The supernatural, loathsome aunts, wolves, and sharp-tongued youths, including Clovis, all reappear in The Toys of Peace and The Square Egg, as does Saki's misanthropy. The niece in "The Mappined Life" recalls Saki's exasperating creation, Vera. She compares the comfort of her aunt's domestic captivity to the Mappin Terraces meant to replicate the natural surroundings of animals exhibited at the Regent's Park Zoo. The niece's curse is her lucidity, for she knows she will suffer the same "dull and decorous and undistinguished" fate as her aunt. As in other stories, Saki allows his children to break the bonds of self-deception imposed by etiquette. Saki conjures other disturbing and disturbed children in "The Penance" and "The Toys of Peace." The latter, a burlesque of socially responsible parenting, features young boys who are downcast at receiving a toy model of the Young Women's Christian Association, prompting the older boy to hope "that where you found Christians you might reasonably expect to find a few lions." Ultimately, the children turn their unpromising playthings into a battlefield. Saki did the same.

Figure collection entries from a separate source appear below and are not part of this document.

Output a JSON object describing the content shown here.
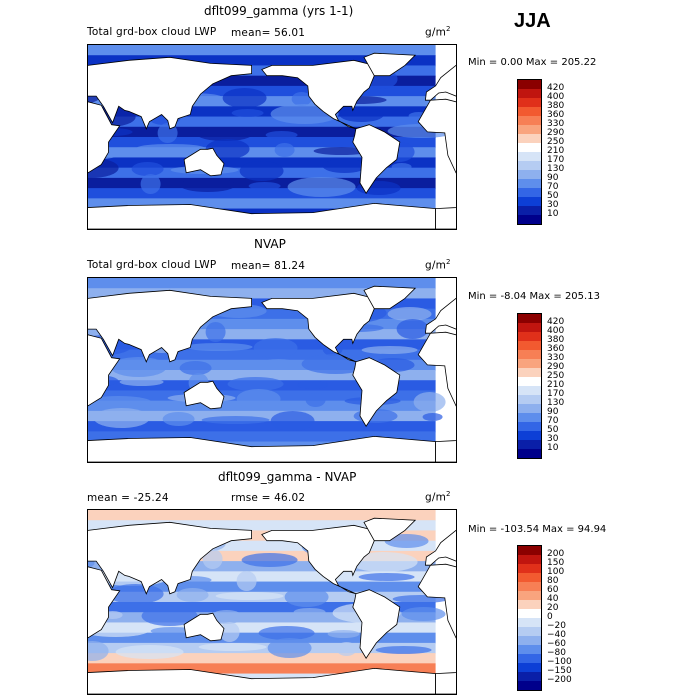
{
  "season": "JJA",
  "panels": [
    {
      "title": "dflt099_gamma (yrs 1-1)",
      "subtitle_left": "Total grd-box cloud LWP",
      "mean_text": "mean=  56.01",
      "units": "g/m",
      "units_sup": "2",
      "minmax": "Min =    0.00 Max = 205.22",
      "colorbar_labels": [
        "420",
        "400",
        "380",
        "360",
        "330",
        "290",
        "250",
        "210",
        "170",
        "130",
        "90",
        "70",
        "50",
        "30",
        "10"
      ],
      "colorbar_colors": [
        "#8b0000",
        "#c0150f",
        "#e0301a",
        "#f25a30",
        "#f77f55",
        "#f9a47e",
        "#fbd2bd",
        "#ffffff",
        "#d6e4f7",
        "#b5ccf2",
        "#8eb0ee",
        "#5e8eec",
        "#3366e6",
        "#0d3fd6",
        "#0a1fa8",
        "#00008b"
      ],
      "field_palette": [
        "#5e8eec",
        "#3d70e8",
        "#1f4fdd",
        "#0b32c4",
        "#0a1e9e"
      ]
    },
    {
      "title": "NVAP",
      "subtitle_left": "Total grd-box cloud LWP",
      "mean_text": "mean=  81.24",
      "units": "g/m",
      "units_sup": "2",
      "minmax": "Min =  -8.04 Max = 205.13",
      "colorbar_labels": [
        "420",
        "400",
        "380",
        "360",
        "330",
        "290",
        "250",
        "210",
        "170",
        "130",
        "90",
        "70",
        "50",
        "30",
        "10"
      ],
      "colorbar_colors": [
        "#8b0000",
        "#c0150f",
        "#e0301a",
        "#f25a30",
        "#f77f55",
        "#f9a47e",
        "#fbd2bd",
        "#ffffff",
        "#d6e4f7",
        "#b5ccf2",
        "#8eb0ee",
        "#5e8eec",
        "#3366e6",
        "#0d3fd6",
        "#0a1fa8",
        "#00008b"
      ],
      "field_palette": [
        "#8eb0ee",
        "#5e8eec",
        "#3d70e8",
        "#2a5be3"
      ]
    },
    {
      "title": "dflt099_gamma - NVAP",
      "subtitle_left": "mean = -25.24",
      "mean_text": "rmse =  46.02",
      "units": "g/m",
      "units_sup": "2",
      "minmax": "Min = -103.54 Max =  94.94",
      "colorbar_labels": [
        "200",
        "150",
        "100",
        "80",
        "60",
        "40",
        "20",
        "0",
        "−20",
        "−40",
        "−60",
        "−80",
        "−100",
        "−150",
        "−200"
      ],
      "colorbar_colors": [
        "#8b0000",
        "#c0150f",
        "#e0301a",
        "#f25a30",
        "#f77f55",
        "#f9a47e",
        "#fbd2bd",
        "#ffffff",
        "#d6e4f7",
        "#b5ccf2",
        "#8eb0ee",
        "#5e8eec",
        "#3366e6",
        "#0d3fd6",
        "#0a1fa8",
        "#00008b"
      ],
      "field_palette": [
        "#d6e4f7",
        "#b5ccf2",
        "#8eb0ee",
        "#5e8eec",
        "#3d70e8"
      ]
    }
  ]
}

Shortly after war was declared in August 1914, Munro enlisted at the age of forty-four, writing: "It is only fitting that the author of When William Came should go to meet William half way." Several of his stories and sketches from the final collections describe his experiences on the battlefield. The tragicomic evocation of life in the mud of the trenches in "The Square Egg," and the mature lyricism of "Birds on the Western Front" enrich our treasury of writing from World War I. Still, Munro's decision to lie about his age in order to enlist and then actively resist offers of a commission betray a romantic, childish conception of war. His tragedy was not that he grew up, but that he succeeded in remaining a boy determined to play soldier. On the dark, wintry morning of November 14, 1916, he and his fellow soldiers rested during a lull in fighting near Beaumont-Hamel, France. When one of the troops lit a cigarette and gave away their position, Munro shouted, "Put that bloody cigarette out!" Rifle fire cracked in the distance. A German sniper's bullet whizzed through the air, killing him instantly. But the savage wit of Saki lives on. "[P]osterity," he correctly noted, "is so fond of having the last word."